Specification & System Design: Disobey task/role specification, step repetition, loss of conversation history, termination unawareness
Inter-Agent Misalignment: Conversation reset, failure to clarify, task derailment, information withholding, ignored input, reasoning-action mismatch
Task Verification & Termination: Premature termination, incomplete verification, incorrect verification

Automated pipelines ("LLM-as-Judge") use formal decision rules to label traces and benchmark human annotator agreement (Cohen’s $\kappa$ ).
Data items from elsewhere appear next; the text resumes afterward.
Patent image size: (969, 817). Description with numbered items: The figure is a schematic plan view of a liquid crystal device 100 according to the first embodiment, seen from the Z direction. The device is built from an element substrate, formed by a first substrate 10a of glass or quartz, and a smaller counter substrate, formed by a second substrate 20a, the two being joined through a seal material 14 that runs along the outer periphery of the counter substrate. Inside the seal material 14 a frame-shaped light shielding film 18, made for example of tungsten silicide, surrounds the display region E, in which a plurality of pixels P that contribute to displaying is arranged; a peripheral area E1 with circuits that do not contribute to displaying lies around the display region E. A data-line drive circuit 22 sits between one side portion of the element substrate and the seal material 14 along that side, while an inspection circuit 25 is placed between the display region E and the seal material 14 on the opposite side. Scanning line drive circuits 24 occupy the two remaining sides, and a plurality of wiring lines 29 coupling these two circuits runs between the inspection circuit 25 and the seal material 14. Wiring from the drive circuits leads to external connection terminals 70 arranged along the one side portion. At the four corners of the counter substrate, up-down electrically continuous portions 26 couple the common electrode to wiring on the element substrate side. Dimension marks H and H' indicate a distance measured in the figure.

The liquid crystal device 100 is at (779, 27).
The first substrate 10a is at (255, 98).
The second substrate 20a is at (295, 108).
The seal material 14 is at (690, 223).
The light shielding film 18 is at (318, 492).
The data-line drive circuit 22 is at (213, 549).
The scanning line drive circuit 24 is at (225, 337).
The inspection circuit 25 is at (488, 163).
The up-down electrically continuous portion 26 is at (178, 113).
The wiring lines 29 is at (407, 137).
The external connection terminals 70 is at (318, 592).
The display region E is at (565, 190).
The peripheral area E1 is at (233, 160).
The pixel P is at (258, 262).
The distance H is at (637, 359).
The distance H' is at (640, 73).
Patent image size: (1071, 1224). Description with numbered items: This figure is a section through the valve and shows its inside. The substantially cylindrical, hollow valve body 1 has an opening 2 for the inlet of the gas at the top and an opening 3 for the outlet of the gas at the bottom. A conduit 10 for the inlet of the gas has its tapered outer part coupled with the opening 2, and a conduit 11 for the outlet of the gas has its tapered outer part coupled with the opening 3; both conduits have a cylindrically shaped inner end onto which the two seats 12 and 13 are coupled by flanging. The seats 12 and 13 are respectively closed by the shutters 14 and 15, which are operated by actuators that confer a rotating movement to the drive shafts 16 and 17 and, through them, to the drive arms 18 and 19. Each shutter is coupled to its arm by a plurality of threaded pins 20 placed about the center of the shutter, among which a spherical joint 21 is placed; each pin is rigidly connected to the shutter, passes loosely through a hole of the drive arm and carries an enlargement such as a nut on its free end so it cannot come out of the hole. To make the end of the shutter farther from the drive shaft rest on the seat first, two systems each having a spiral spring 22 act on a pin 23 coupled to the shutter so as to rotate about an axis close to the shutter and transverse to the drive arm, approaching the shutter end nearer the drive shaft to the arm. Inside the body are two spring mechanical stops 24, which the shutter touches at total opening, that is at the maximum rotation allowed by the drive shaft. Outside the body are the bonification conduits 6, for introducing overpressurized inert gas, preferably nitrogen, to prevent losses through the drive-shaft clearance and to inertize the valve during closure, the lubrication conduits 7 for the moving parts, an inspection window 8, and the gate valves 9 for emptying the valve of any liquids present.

5. Scenario-Specific and Benchmark-Based Taxonomies

Evaluation taxonomies are stratified by domain, modality, and interactivity (Ferrag et al., 28 Apr 2025), with more than sixty benchmarks categorized across eight groups:

Academic/general knowledge reasoning (MMLU, BIG-Bench Extra Hard, HLE)
Mathematical problem solving (MATH, ProcessBench, DABStep)
Code and software engineering (Codex, ComplexFuncBench, SWE-Lancer, CASTLE)
Factual grounding and retrieval (FACTS Grounding, CRAG)
Domain-specific (ZODIAC, LegalAgentBench, MedAgent-Pro)
Multimodal and embodied tasks (GAIA, EmbodiedEval, ENIGMAEVAL)
Task selection and quality (FineTasks)
Agentic and interactive evaluations (MultiAgentBench, τ-bench, Agent-as-a-Judge)
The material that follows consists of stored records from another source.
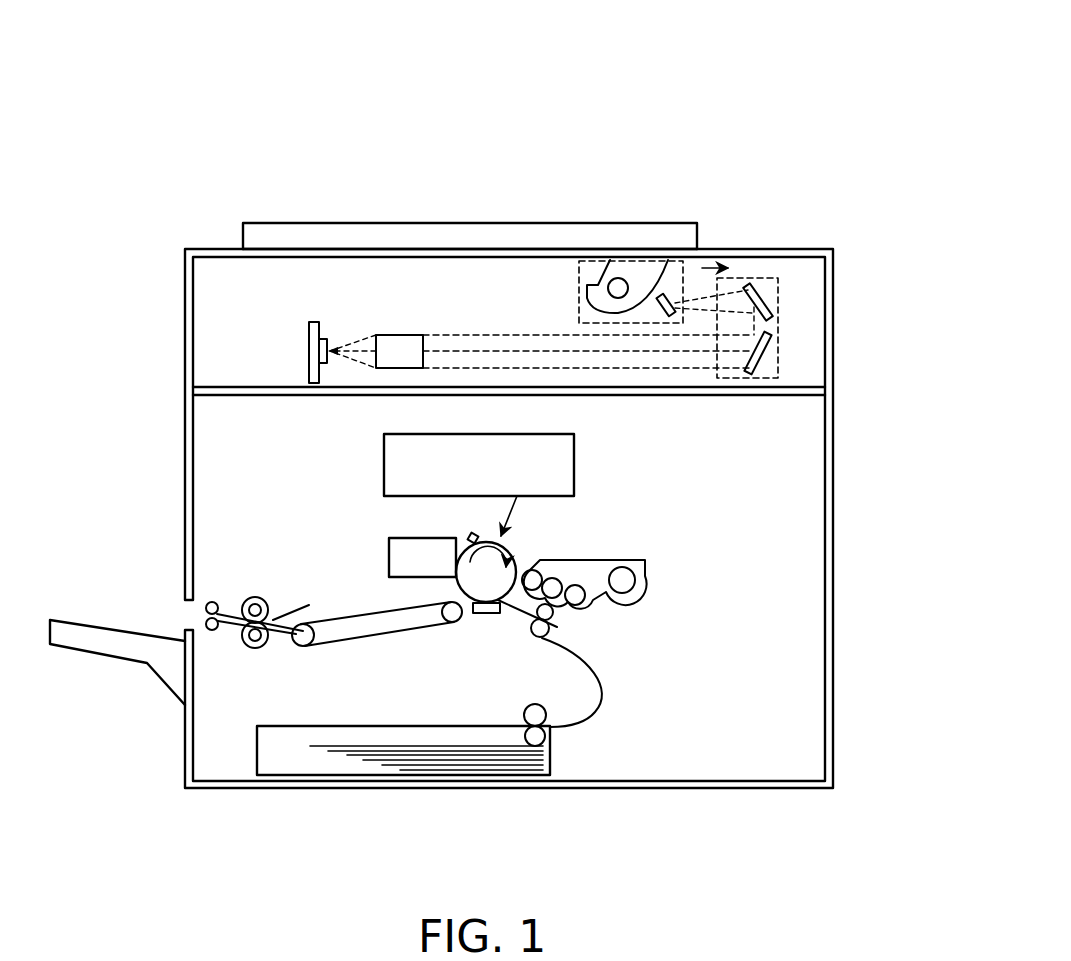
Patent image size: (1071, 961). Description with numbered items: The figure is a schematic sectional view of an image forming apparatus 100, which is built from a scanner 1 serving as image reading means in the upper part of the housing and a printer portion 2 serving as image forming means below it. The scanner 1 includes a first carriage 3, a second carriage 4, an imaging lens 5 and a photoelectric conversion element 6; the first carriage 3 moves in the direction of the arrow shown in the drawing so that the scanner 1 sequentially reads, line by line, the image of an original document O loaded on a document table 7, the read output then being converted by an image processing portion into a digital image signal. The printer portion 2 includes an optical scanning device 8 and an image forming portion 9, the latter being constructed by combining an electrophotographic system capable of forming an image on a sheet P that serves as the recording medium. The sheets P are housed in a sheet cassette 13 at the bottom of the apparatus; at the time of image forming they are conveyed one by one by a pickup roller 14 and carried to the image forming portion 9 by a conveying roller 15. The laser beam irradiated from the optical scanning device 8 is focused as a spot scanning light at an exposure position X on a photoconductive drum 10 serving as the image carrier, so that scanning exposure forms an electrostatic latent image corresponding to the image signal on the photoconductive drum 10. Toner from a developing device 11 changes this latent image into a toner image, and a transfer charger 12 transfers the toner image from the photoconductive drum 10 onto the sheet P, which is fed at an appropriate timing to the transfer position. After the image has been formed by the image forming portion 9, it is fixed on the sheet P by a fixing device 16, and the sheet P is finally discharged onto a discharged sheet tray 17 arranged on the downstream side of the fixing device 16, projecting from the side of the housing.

The image forming apparatus 100 is at (752, 108).
The scanner 1 is at (216, 331).
The printer portion 2 is at (805, 598).
The first carriage 3 is at (585, 261).
The second carriage 4 is at (760, 278).
The imaging lens 5 is at (404, 335).
The photoelectric conversion element 6 is at (309, 331).
The document table 7 is at (313, 257).
The original document O is at (472, 247).
The optical scanning device 8 is at (574, 462).
The image forming portion 9 is at (600, 632).
The photoconductive drum 10 is at (457, 586).
The exposure position X is at (508, 548).
The developing device 11 is at (645, 575).
The transfer charger 12 is at (485, 614).
The sheet cassette 13 is at (284, 763).
The pickup roller 14 is at (535, 736).
The conveying roller 15 is at (540, 638).
The fixing device 16 is at (255, 597).
The discharged sheet tray 17 is at (108, 643).
The sheet P is at (452, 770).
Benchmarks are mapped on modality (text, multimodal, embodied), interactivity (static, interactive, agentic/multi-agent), and domain specificity, pinpointing dataset gaps for future work.

6. Methodological Taxonomies: Aggregating "What" and "How"

Multi-turn conversational evaluation (Guan et al., 28 Mar 2025) employs dual taxonomies: one for agent dimensions, one for method.

Evaluation Goals: Task completion (TSR), response quality (BLEU, ROUGE, METEOR, BERTScore), user experience/safety, memory/context retention (context retention score), planning/tool integration (tool accuracy, hallucination rate).
Methodological Families: Annotation-based (human gold), automated metrics (C-PMI, pairwise scoring), hybrid human–LLM, and self-judging LLM rubrics.

Best-practice frameworks combine automated filtering, specialized benchmarks for memory/tool use, and calibrated human–LLM hybrid scoring, reporting standardized metrics.

7. Challenges, Evolving Benchmarks, and Future Directions

Challenges persist around consistency, cross-domain generalization, scalability, bias in self-judging LLM evaluators, and the need for unified, dynamic evaluation pipelines (Mohammadi et al., 29 Jul 2025, Luo et al., 27 Mar 2025).

Key areas for future research include:

Composite holistic metrics incorporating multi-dimensional weights according to application priorities
End-to-end enterprise-grade benchmarks integrating role-based access control, real policies, and persistent memory
Protocol robustness (MCP, ACP, A2A) against security and privacy threats
Automated scaling via prompt-to-leaderboard (P2L) and adversarial stress protocols
Expanded simulation of long-horizon, multi-agent, multimodal, and domain-specific interaction

These efforts aim to ensure rigorous, reproducible, and scalable evaluation regimes for next-generation LLM agents, fostering robust agent deployment across scientific, industrial, and social applications.